Hi,
I am using tximport to combine the gene-level quantification and further normalize it using edgeR's TMM normalization. The code I used is from https://bioconductor.org/packages/devel/bioc/vignettes/tximport/inst/doc/tximport.html#edgeR
cts <- txi$counts
normMat <- txi$length
# Obtaining per-observation scaling factors for length, adjusted to avoid
# changing the magnitude of the counts.
normMat <- normMat/exp(rowMeans(log(normMat)))
normCts <- cts/normMat
# RSEM produce 0 effective length
# Computing effective library sizes from scaled counts, to account for
# composition biases between samples.
eff.lib <- calcNormFactors(normCts) * colSums(normCts)
# Combining effective library sizes with the length factors, and calculating
# offsets for a log-link GLM.
normMat <- sweep(normMat, 2, eff.lib, "*")
normMat <- log(normMat)
# Creating a DGEList object for use in edgeR.
y <- DGEList(cts)
y <- scaleOffset(y, normMat)
y <- y[keep_rows, ]
cpms <- edgeR::cpm(y, offset = y$offset, log = FALSE)
However, as RSEM output zero effective gene length if it < 1 and result in error of calcNormFactors, shall I re-set those values to 1 in the gene length matrix before calcNormFactors
?
cts <- txi$counts
normMat <- txi$length
normMat[normMat==0] <- 1
Thanks a lot for your reply.

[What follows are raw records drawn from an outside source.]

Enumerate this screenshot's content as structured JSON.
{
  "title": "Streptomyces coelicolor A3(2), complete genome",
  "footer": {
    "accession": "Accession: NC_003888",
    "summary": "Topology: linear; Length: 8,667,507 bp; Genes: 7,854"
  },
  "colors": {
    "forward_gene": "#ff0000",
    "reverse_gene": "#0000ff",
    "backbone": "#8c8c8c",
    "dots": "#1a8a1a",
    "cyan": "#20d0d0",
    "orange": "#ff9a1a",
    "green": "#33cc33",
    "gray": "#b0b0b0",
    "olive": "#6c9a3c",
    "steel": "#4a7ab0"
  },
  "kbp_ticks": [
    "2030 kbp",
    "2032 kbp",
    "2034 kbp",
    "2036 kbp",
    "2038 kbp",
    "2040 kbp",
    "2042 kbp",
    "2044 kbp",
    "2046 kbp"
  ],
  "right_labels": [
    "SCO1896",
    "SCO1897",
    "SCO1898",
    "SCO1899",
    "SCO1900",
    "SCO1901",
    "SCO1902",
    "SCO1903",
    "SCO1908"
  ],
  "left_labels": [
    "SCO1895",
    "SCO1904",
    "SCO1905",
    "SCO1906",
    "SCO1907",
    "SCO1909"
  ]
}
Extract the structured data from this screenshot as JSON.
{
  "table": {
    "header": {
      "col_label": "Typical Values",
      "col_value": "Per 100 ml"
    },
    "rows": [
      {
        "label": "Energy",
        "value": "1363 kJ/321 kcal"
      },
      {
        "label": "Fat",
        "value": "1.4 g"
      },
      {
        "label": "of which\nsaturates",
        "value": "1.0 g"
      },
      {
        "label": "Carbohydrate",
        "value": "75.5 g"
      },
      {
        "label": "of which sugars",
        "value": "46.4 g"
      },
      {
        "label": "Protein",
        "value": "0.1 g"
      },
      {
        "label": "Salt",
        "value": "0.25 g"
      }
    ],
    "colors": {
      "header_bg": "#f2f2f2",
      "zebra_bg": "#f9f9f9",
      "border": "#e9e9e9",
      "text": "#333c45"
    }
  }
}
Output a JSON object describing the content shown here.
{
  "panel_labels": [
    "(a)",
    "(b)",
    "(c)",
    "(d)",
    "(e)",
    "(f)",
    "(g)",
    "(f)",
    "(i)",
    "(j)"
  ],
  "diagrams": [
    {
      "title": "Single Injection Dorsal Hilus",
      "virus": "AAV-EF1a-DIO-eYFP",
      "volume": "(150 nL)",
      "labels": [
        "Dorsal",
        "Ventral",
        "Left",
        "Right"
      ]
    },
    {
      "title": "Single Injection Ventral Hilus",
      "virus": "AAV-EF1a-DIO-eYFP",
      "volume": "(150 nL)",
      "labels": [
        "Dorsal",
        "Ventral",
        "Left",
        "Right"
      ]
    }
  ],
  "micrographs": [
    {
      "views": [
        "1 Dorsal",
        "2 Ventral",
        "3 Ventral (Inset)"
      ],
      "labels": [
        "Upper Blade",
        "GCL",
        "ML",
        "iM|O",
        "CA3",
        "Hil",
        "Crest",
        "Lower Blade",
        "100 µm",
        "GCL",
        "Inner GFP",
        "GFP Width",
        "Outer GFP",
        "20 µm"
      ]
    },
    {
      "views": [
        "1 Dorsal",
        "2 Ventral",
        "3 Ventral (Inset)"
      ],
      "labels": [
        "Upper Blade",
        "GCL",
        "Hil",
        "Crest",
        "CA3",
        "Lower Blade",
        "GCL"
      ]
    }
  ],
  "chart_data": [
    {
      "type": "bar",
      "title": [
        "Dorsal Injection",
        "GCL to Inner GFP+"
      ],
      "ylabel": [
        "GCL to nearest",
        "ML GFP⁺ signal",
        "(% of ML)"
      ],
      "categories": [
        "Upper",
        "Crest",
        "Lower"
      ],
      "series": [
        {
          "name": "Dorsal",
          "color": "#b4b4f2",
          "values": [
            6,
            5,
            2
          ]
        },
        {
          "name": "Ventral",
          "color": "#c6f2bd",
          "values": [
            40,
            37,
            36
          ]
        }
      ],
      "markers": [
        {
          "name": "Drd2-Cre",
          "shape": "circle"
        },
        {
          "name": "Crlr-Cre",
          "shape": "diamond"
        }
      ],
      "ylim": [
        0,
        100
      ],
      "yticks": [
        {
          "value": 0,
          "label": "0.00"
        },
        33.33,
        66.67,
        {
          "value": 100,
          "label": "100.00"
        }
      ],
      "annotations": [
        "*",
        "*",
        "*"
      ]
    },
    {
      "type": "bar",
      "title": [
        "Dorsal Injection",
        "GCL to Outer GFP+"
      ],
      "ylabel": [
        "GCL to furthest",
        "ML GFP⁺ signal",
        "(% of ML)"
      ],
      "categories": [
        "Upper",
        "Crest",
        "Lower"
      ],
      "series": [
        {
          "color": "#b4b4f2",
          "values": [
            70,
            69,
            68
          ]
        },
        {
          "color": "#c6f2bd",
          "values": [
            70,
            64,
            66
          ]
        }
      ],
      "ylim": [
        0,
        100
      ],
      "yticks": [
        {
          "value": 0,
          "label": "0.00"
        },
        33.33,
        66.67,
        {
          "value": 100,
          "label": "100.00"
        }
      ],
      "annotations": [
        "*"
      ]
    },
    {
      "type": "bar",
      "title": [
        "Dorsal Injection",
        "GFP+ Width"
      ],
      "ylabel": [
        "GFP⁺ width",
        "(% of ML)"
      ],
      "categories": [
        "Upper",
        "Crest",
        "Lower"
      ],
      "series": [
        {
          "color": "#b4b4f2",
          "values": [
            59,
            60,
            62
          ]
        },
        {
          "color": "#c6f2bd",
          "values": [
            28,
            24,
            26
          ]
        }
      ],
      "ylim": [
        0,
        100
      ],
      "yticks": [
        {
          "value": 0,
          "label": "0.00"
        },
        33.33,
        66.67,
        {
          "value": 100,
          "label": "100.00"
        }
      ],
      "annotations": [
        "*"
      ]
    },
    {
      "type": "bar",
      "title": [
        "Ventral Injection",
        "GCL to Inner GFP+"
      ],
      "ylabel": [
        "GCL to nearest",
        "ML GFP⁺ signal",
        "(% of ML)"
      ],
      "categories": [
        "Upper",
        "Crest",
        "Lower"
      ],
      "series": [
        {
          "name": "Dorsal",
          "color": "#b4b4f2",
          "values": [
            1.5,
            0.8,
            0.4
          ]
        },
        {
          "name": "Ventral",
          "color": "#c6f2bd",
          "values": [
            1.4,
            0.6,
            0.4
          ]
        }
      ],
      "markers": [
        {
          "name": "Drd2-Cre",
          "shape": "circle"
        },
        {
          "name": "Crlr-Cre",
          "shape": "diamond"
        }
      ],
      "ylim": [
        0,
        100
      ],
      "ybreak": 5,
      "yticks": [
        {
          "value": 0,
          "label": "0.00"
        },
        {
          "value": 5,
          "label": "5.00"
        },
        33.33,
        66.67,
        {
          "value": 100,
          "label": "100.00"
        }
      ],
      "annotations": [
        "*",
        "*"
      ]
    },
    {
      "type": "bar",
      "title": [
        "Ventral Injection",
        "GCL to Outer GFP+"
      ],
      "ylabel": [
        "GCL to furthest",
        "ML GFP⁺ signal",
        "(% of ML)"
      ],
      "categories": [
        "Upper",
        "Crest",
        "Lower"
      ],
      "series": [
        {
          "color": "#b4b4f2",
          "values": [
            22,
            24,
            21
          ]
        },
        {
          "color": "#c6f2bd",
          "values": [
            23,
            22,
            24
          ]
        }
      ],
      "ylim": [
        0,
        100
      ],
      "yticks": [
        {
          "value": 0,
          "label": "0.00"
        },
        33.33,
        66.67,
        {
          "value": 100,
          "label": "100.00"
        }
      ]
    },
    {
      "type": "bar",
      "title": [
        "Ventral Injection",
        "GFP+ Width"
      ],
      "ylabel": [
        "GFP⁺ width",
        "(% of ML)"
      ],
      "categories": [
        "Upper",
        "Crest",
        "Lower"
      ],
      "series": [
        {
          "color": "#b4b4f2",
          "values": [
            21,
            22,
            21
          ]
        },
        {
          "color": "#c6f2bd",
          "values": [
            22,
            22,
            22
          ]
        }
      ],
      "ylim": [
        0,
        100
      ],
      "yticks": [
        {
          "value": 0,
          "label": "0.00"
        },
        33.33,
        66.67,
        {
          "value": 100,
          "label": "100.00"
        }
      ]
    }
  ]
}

Could you explain more for removing those genes at the beginning? My understanding is that those genes are shorter than fragments and thereby only 1 possible sequencing starting point. So, I reset the effective length to 1 to estimate library size. I will then remove those genes in downstream analysis.
Are you sure that those genes with size < 1 have non-zero counts?